Наверное, у него был достаточно выразительный взгляд, потому что развивать тему Тараненко не стал. Отпил коньяку, бросил в рот колбаску. И без обиняков сменил тему:
– Рассказывай, зачем Покатилов приходил.
– Этого я не знаю, – честно признался Сиверцев. – Мы с ним вообще ни о чем толком не поговорили. Он всего лишь поинтересовался – зачем я от него прячусь? А я-то и не думал прятаться! Так ему и объяснил.
– В каком смысле прячешься? – уточнил Тараненко. – На связь не выходишь, что ли?
Ваня поднял по-прежнему грустный взгляд на шефа и объяснил:
– Покатилов сказал, будто бы видел институтские графики дежурств на заимках. И якобы там указано, что не сидел я на четверке подряд три вахты, а как и положено по трудовому законодательству после первых четырех недель работы в Зоне отбыл на такой же срок в институт, на реабилитацию и все такое. Покатилов, очевидно, ждал, что я за эти четыре недели заскочу к нему в «Вотрубу», потолковать и все такое. Но поскольку на самом деле я оставался на заимке, заскочить я никак не мог. Это я ему и объяснил. Покатилов удивился, подумал, и закончил разговор.
– Серьезно, что ли? – удивился Тараненко.
– Да. Задумался, помолчал и отправил меня назад, на заимку.
– И ни о чем больше не спрашивал?
Сиверцев поколебался и решил, что молчать не стоит.
– Еще попросил шепнуть, если Псих объявится, – сказал Ваня с неохотой.
О том, что сообщить это Покатилову он должен был раньше, чем Тараненко, Ваня пока умолчал. Факты скрывать чревато, а вот подробности до поры до времени можно и придержать в резерве, хуже точно не будет.
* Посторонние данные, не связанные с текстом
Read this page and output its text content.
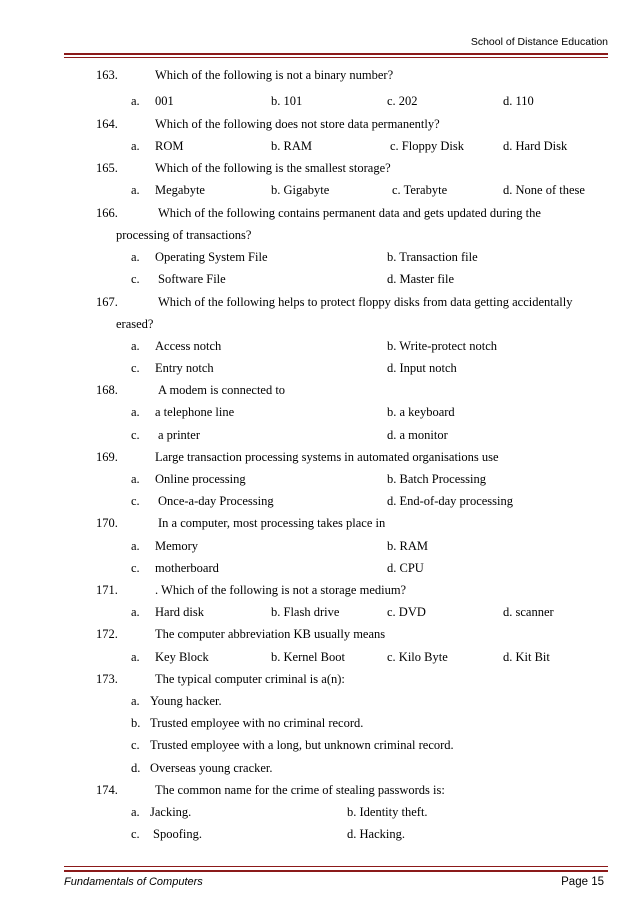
School of Distance Education
163.	Which of the following is not a binary number?
a. 001	b. 101	c. 202	d. 110
164.	Which of the following does not store data permanently?
a. ROM	b. RAM	c. Floppy Disk	d. Hard Disk
165.	Which of the following is the smallest storage?
a. Megabyte	b. Gigabyte	c. Terabyte	d. None of these
166.	Which of the following contains permanent data and gets updated during the
processing of transactions?
a. Operating System File	b. Transaction file
c. Software File	d. Master file
167.	Which of the following helps to protect floppy disks from data getting accidentally
erased?
a. Access notch	b. Write-protect notch
c. Entry notch	d. Input notch
168.	A modem is connected to
a. a telephone line	b. a keyboard
c. a printer	d. a monitor
169.	Large transaction processing systems in automated organisations use
a. Online processing	b. Batch Processing
c. Once-a-day Processing	d. End-of-day processing
170.	In a computer, most processing takes place in
a. Memory	b. RAM
c. motherboard	d. CPU
171.	. Which of the following is not a storage medium?
a. Hard disk	b. Flash drive	c. DVD	d. scanner
172.	The computer abbreviation KB usually means
a. Key Block	b. Kernel Boot	c. Kilo Byte	d. Kit Bit
173.	The typical computer criminal is a(n):
a. Young hacker.
b. Trusted employee with no criminal record.
c. Trusted employee with a long, but unknown criminal record.
d. Overseas young cracker.
174.	The common name for the crime of stealing passwords is:
a. Jacking.	b. Identity theft.
c. Spoofing.	d. Hacking.
Fundamentals of Computers	Page 15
Тараненко испытывающе глядел на Ваню и взгляд у него был на редкость тяжелый.
– Ну и как? – поинтересовался Тараненко. – Сообщишь?
Ваня невольно отвел взгляд.
– А куда мне деваться? – глухо переспросил он. – Я ж между вами, как песчинка в жерновах.
– От некоторых песчинок и жернова портятся, – проворчал Тараненко уже мягче. – Ты закусывай, закусывай.
Сиверцев с некоторым облегчением потянулся к лимончику.
Вездеход все переваливался с боку на бок – вроде, от заимки практически до самого бара колея была давным-давно накатанная и утрамбованная, а трясло все равно немилосердно. Тараненко между делом покосился на обзорник. Там уже и трущобы виднелись – низкие бетонные строения, издалека похожие на незавершенную стройку. Там, в одной из этих бетонных коробок, располагался бар «100 рентген», место в Зоне практически культовое.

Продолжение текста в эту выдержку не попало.